Die Behandlung nahm ihr fast alles, einschließlich ihrer Haare, ihres Appetits, ihrer Kraft und ihrer Fähigkeit, ohne Pause vom Schlafzimmer in die Küche zu gehen.
Dann haben sie uns auch noch unser Geld weggenommen.
Mein Vater hatte uns verlassen, als ich neun war. Er schickte mir noch ein paar Jahre lang Geburtstagskarten, dann aber nicht mehr. Es waren immer nur meine Mutter und ich gewesen, und sie hat mir nie das Gefühl gegeben, dass das etwas Trauriges war.
Doch der Krebs hat unsere kleine Familie auf schmerzhafte Weise weiter verkleinert.
Im Frühjahr waren unsere Ersparnisse aufgebraucht.
Die Rente meiner Mutter war weg. Auch die Notfallrücklage, die sie sich über die Jahre mit kleinen Entbehrungen angespart hatte, war verschwunden.
Als die Ballsaison begann, habe ich sie deshalb ignoriert.
Meine Freundinnen schickten Fotos in den Gruppenchat. Sie trugen Kleider mit glitzernden Oberteilen und Spitzenrücken. Kurz gesagt, ihre Kleider kosteten mehr als unser monatliches Lebensmittelbudget.

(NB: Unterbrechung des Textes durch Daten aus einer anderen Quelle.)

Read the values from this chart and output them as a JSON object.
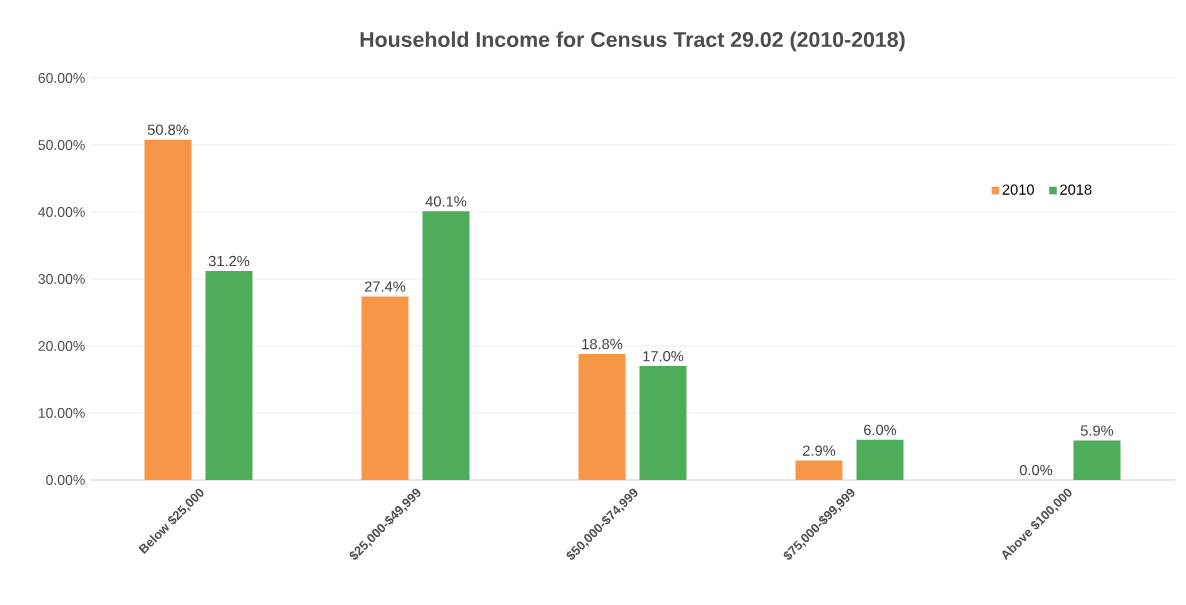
{
  "chart_data": {
    "type": "bar",
    "title": "Household Income for Census Tract 29.02 (2010-2018)",
    "categories": [
      "Below $25,000",
      "$25,000-$49,999",
      "$50,000-$74,999",
      "$75,000-$99,999",
      "Above $100,000"
    ],
    "series": [
      {
        "name": "2010",
        "color": "#f79646",
        "values": [
          50.8,
          27.4,
          18.8,
          2.9,
          0.0
        ],
        "value_labels": [
          "50.8%",
          "27.4%",
          "18.8%",
          "2.9%",
          "0.0%"
        ]
      },
      {
        "name": "2018",
        "color": "#4ead5b",
        "values": [
          31.2,
          40.1,
          17.0,
          6.0,
          5.9
        ],
        "value_labels": [
          "31.2%",
          "40.1%",
          "17.0%",
          "6.0%",
          "5.9%"
        ]
      }
    ],
    "ylim": [
      0,
      60
    ],
    "yticks": [
      {
        "value": 0,
        "label": "0.00%"
      },
      {
        "value": 10,
        "label": "10.00%"
      },
      {
        "value": 20,
        "label": "20.00%"
      },
      {
        "value": 30,
        "label": "30.00%"
      },
      {
        "value": 40,
        "label": "40.00%"
      },
      {
        "value": 50,
        "label": "50.00%"
      },
      {
        "value": 60,
        "label": "60.00%"
      }
    ],
    "grid": "y",
    "legend": "right"
  }
}
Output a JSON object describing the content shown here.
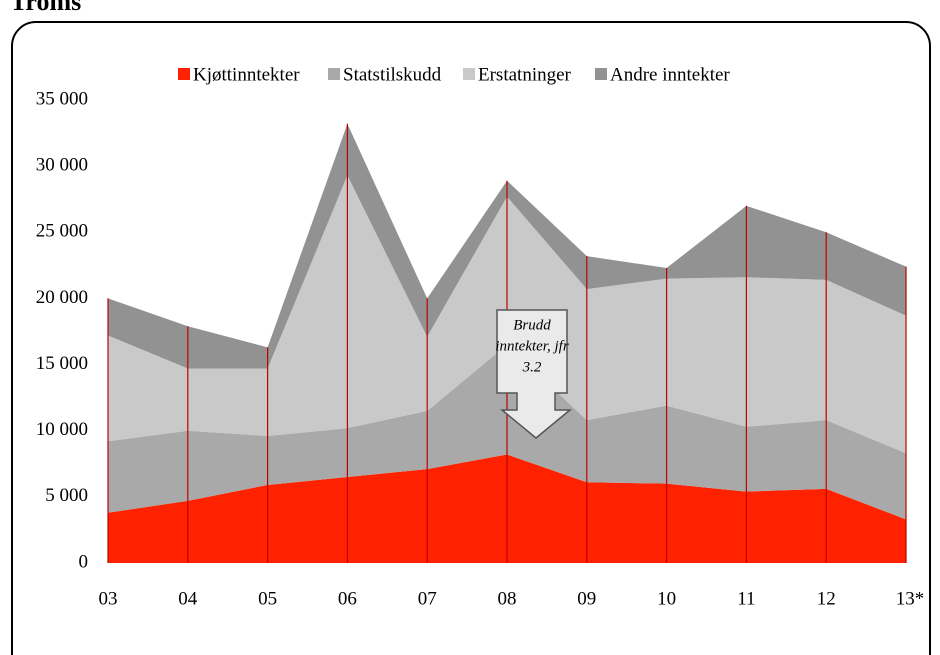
{
  "chart_data": {
    "type": "stacked_area",
    "heading": "Troms",
    "categories": [
      "03",
      "04",
      "05",
      "06",
      "07",
      "08",
      "09",
      "10",
      "11",
      "12",
      "13*"
    ],
    "series": [
      {
        "name": "Kjøttinntekter",
        "color": "#ff2200",
        "values": [
          3800,
          4700,
          5900,
          6500,
          7100,
          8200,
          6100,
          6000,
          5400,
          5600,
          3300
        ]
      },
      {
        "name": "Statstilskudd",
        "color": "#a9a9a9",
        "values": [
          5400,
          5300,
          3700,
          3700,
          4400,
          8300,
          4700,
          5900,
          4900,
          5200,
          5000
        ]
      },
      {
        "name": "Erstatninger",
        "color": "#c9c9c9",
        "values": [
          8000,
          4700,
          5100,
          19100,
          5600,
          11200,
          9900,
          9600,
          11300,
          10600,
          10400
        ]
      },
      {
        "name": "Andre inntekter",
        "color": "#929292",
        "values": [
          2800,
          3200,
          1600,
          3900,
          2900,
          1200,
          2500,
          800,
          5400,
          3600,
          3700
        ]
      }
    ],
    "ylim": [
      0,
      35000
    ],
    "yticks": [
      0,
      {
        "value": 5000,
        "label": "5 000"
      },
      {
        "value": 10000,
        "label": "10 000"
      },
      {
        "value": 15000,
        "label": "15 000"
      },
      {
        "value": 20000,
        "label": "20 000"
      },
      {
        "value": 25000,
        "label": "25 000"
      },
      {
        "value": 30000,
        "label": "30 000"
      },
      {
        "value": 35000,
        "label": "35 000"
      }
    ],
    "annotation": [
      "Brudd",
      "inntekter, jfr",
      "3.2"
    ],
    "drop_line_color": "#c00000"
  }
}
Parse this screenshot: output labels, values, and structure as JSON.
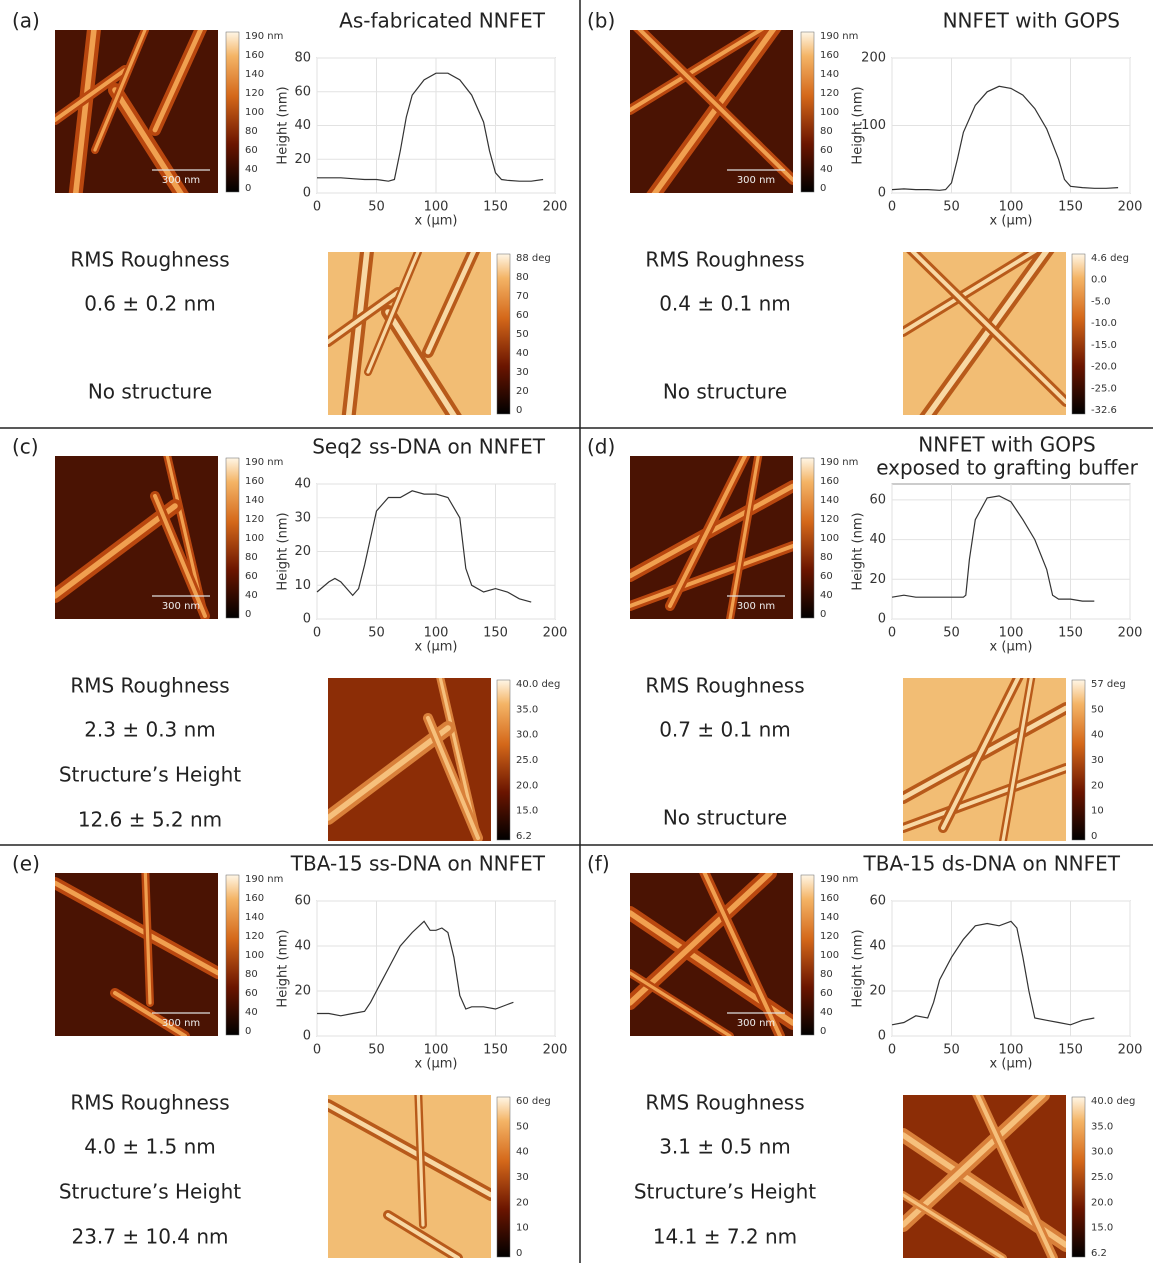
{
  "chart_data": [
    {
      "type": "line",
      "title": [
        "As-fabricated NNFET"
      ],
      "xlabel": "x (µm)",
      "ylabel": "Height (nm)",
      "color": "#333333",
      "grid": true,
      "x": [
        0,
        10,
        20,
        30,
        40,
        50,
        60,
        65,
        70,
        75,
        80,
        90,
        100,
        110,
        120,
        130,
        140,
        145,
        150,
        155,
        160,
        170,
        180,
        190
      ],
      "values": [
        9,
        9,
        9,
        8.5,
        8,
        8,
        7,
        8,
        25,
        45,
        58,
        67,
        71,
        71,
        67,
        58,
        42,
        25,
        12,
        8,
        7.5,
        7,
        7,
        8
      ],
      "xlim": [
        0,
        200
      ],
      "xticks": [
        0,
        50,
        100,
        150,
        200
      ],
      "ylim": [
        0,
        80
      ],
      "yticks": [
        0,
        20,
        40,
        60,
        80
      ]
    },
    {
      "type": "line",
      "title": [
        "NNFET with GOPS"
      ],
      "xlabel": "x (µm)",
      "ylabel": "Height (nm)",
      "color": "#333333",
      "grid": true,
      "x": [
        0,
        10,
        20,
        30,
        40,
        45,
        50,
        55,
        60,
        70,
        80,
        90,
        100,
        110,
        120,
        130,
        140,
        145,
        150,
        160,
        170,
        180,
        190
      ],
      "values": [
        5,
        6,
        5,
        5,
        4,
        5,
        15,
        50,
        90,
        130,
        150,
        158,
        155,
        145,
        125,
        95,
        50,
        20,
        10,
        8,
        7,
        7,
        8
      ],
      "xlim": [
        0,
        200
      ],
      "xticks": [
        0,
        50,
        100,
        150,
        200
      ],
      "ylim": [
        0,
        200
      ],
      "yticks": [
        0,
        100,
        200
      ]
    },
    {
      "type": "line",
      "title": [
        "Seq2 ss-DNA on NNFET"
      ],
      "xlabel": "x (µm)",
      "ylabel": "Height (nm)",
      "color": "#333333",
      "grid": true,
      "x": [
        0,
        10,
        15,
        20,
        30,
        35,
        40,
        50,
        60,
        70,
        80,
        90,
        100,
        110,
        120,
        125,
        130,
        140,
        150,
        160,
        170,
        180
      ],
      "values": [
        8,
        11,
        12,
        11,
        7,
        9,
        16,
        32,
        36,
        36,
        38,
        37,
        37,
        36,
        30,
        15,
        10,
        8,
        9,
        8,
        6,
        5
      ],
      "xlim": [
        0,
        200
      ],
      "xticks": [
        0,
        50,
        100,
        150,
        200
      ],
      "ylim": [
        0,
        40
      ],
      "yticks": [
        0,
        10,
        20,
        30,
        40
      ]
    },
    {
      "type": "line",
      "title": [
        "NNFET with GOPS",
        "exposed to grafting buffer"
      ],
      "xlabel": "x (µm)",
      "ylabel": "Height (nm)",
      "color": "#333333",
      "grid": true,
      "x": [
        0,
        10,
        20,
        30,
        40,
        50,
        60,
        62,
        65,
        70,
        80,
        90,
        100,
        110,
        120,
        130,
        135,
        140,
        150,
        160,
        170
      ],
      "values": [
        11,
        12,
        11,
        11,
        11,
        11,
        11,
        12,
        30,
        50,
        61,
        62,
        59,
        50,
        40,
        25,
        12,
        10,
        10,
        9,
        9
      ],
      "xlim": [
        0,
        200
      ],
      "xticks": [
        0,
        50,
        100,
        150,
        200
      ],
      "ylim": [
        0,
        68
      ],
      "yticks": [
        0,
        20,
        40,
        60
      ]
    },
    {
      "type": "line",
      "title": [
        "TBA-15 ss-DNA on NNFET"
      ],
      "xlabel": "x (µm)",
      "ylabel": "Height (nm)",
      "color": "#333333",
      "grid": true,
      "x": [
        0,
        10,
        20,
        30,
        40,
        45,
        50,
        55,
        60,
        70,
        80,
        90,
        95,
        100,
        105,
        110,
        115,
        120,
        125,
        130,
        140,
        150,
        160,
        165
      ],
      "values": [
        10,
        10,
        9,
        10,
        11,
        15,
        20,
        25,
        30,
        40,
        46,
        51,
        47,
        47,
        48,
        46,
        35,
        18,
        12,
        13,
        13,
        12,
        14,
        15
      ],
      "xlim": [
        0,
        200
      ],
      "xticks": [
        0,
        50,
        100,
        150,
        200
      ],
      "ylim": [
        0,
        60
      ],
      "yticks": [
        0,
        20,
        40,
        60
      ]
    },
    {
      "type": "line",
      "title": [
        "TBA-15 ds-DNA on NNFET"
      ],
      "xlabel": "x (µm)",
      "ylabel": "Height (nm)",
      "color": "#333333",
      "grid": true,
      "x": [
        0,
        10,
        20,
        30,
        35,
        40,
        50,
        60,
        70,
        80,
        90,
        100,
        105,
        110,
        115,
        120,
        130,
        140,
        150,
        160,
        170
      ],
      "values": [
        5,
        6,
        9,
        8,
        15,
        25,
        35,
        43,
        49,
        50,
        49,
        51,
        48,
        35,
        20,
        8,
        7,
        6,
        5,
        7,
        8
      ],
      "xlim": [
        0,
        200
      ],
      "xticks": [
        0,
        50,
        100,
        150,
        200
      ],
      "ylim": [
        0,
        60
      ],
      "yticks": [
        0,
        20,
        40,
        60
      ]
    }
  ],
  "panels": [
    {
      "label": "(a)",
      "scale_bar": "300 nm",
      "stats": [
        "RMS Roughness",
        "0.6 ± 0.2 nm",
        "No structure"
      ],
      "height_colorbar": [
        "190 nm",
        "160",
        "140",
        "120",
        "100",
        "80",
        "60",
        "40",
        "0"
      ],
      "phase_colorbar": [
        "88 deg",
        "80",
        "70",
        "60",
        "50",
        "40",
        "30",
        "20",
        "0"
      ]
    },
    {
      "label": "(b)",
      "scale_bar": "300 nm",
      "stats": [
        "RMS Roughness",
        "0.4 ± 0.1 nm",
        "No structure"
      ],
      "height_colorbar": [
        "190 nm",
        "160",
        "140",
        "120",
        "100",
        "80",
        "60",
        "40",
        "0"
      ],
      "phase_colorbar": [
        "4.6 deg",
        "0.0",
        "-5.0",
        "-10.0",
        "-15.0",
        "-20.0",
        "-25.0",
        "-32.6"
      ]
    },
    {
      "label": "(c)",
      "scale_bar": "300 nm",
      "stats": [
        "RMS Roughness",
        "2.3 ± 0.3 nm",
        "Structure’s Height",
        "12.6 ± 5.2 nm"
      ],
      "height_colorbar": [
        "190 nm",
        "160",
        "140",
        "120",
        "100",
        "80",
        "60",
        "40",
        "0"
      ],
      "phase_colorbar": [
        "40.0 deg",
        "35.0",
        "30.0",
        "25.0",
        "20.0",
        "15.0",
        "6.2"
      ]
    },
    {
      "label": "(d)",
      "scale_bar": "300 nm",
      "stats": [
        "RMS Roughness",
        "0.7 ± 0.1 nm",
        "No structure"
      ],
      "height_colorbar": [
        "190 nm",
        "160",
        "140",
        "120",
        "100",
        "80",
        "60",
        "40",
        "0"
      ],
      "phase_colorbar": [
        "57 deg",
        "50",
        "40",
        "30",
        "20",
        "10",
        "0"
      ]
    },
    {
      "label": "(e)",
      "scale_bar": "300 nm",
      "stats": [
        "RMS Roughness",
        "4.0 ± 1.5 nm",
        "Structure’s Height",
        "23.7 ± 10.4 nm"
      ],
      "height_colorbar": [
        "190 nm",
        "160",
        "140",
        "120",
        "100",
        "80",
        "60",
        "40",
        "0"
      ],
      "phase_colorbar": [
        "60 deg",
        "50",
        "40",
        "30",
        "20",
        "10",
        "0"
      ]
    },
    {
      "label": "(f)",
      "scale_bar": "300 nm",
      "stats": [
        "RMS Roughness",
        "3.1 ± 0.5 nm",
        "Structure’s Height",
        "14.1 ± 7.2 nm"
      ],
      "height_colorbar": [
        "190 nm",
        "160",
        "140",
        "120",
        "100",
        "80",
        "60",
        "40",
        "0"
      ],
      "phase_colorbar": [
        "40.0 deg",
        "35.0",
        "30.0",
        "25.0",
        "20.0",
        "15.0",
        "6.2"
      ]
    }
  ]
}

Ich habe den Chat stummgeschaltet.
Eines Nachmittags kam meine beste Freundin Jenna an meinem Spind auf mich zu.
„Lily, hast du deine Fahrkarte schon gekauft?“
“Nee.”
Der Schulball ist in drei Wochen.
“Ich weiß.”
Sie runzelte die Stirn. „Du wolltest schon seit deinem ersten Schuljahr dorthin.“
Ich habe meine Meinung geändert.
„Nein, das bist du nicht.“
Ich schloss meinen Spind. „Jenna, das können wir uns nicht leisten.“
Ihr Gesichtsausdruck wurde weicher. „Ich kann helfen.“
„Nein“, sagte ich schnell. „Bitte nicht.“
Ich konnte Wohltätigkeit nicht ausstehen.
Und das lag nicht daran, dass ich dachte, ich sei zu gut dafür, sondern daran, dass ich bereits so hilflos war, dass mich eine weitere freundliche Geste an meine Grenzen brachte.
In derselben Woche erhielt ich meine Zusage-E-Mail von der Ashford University.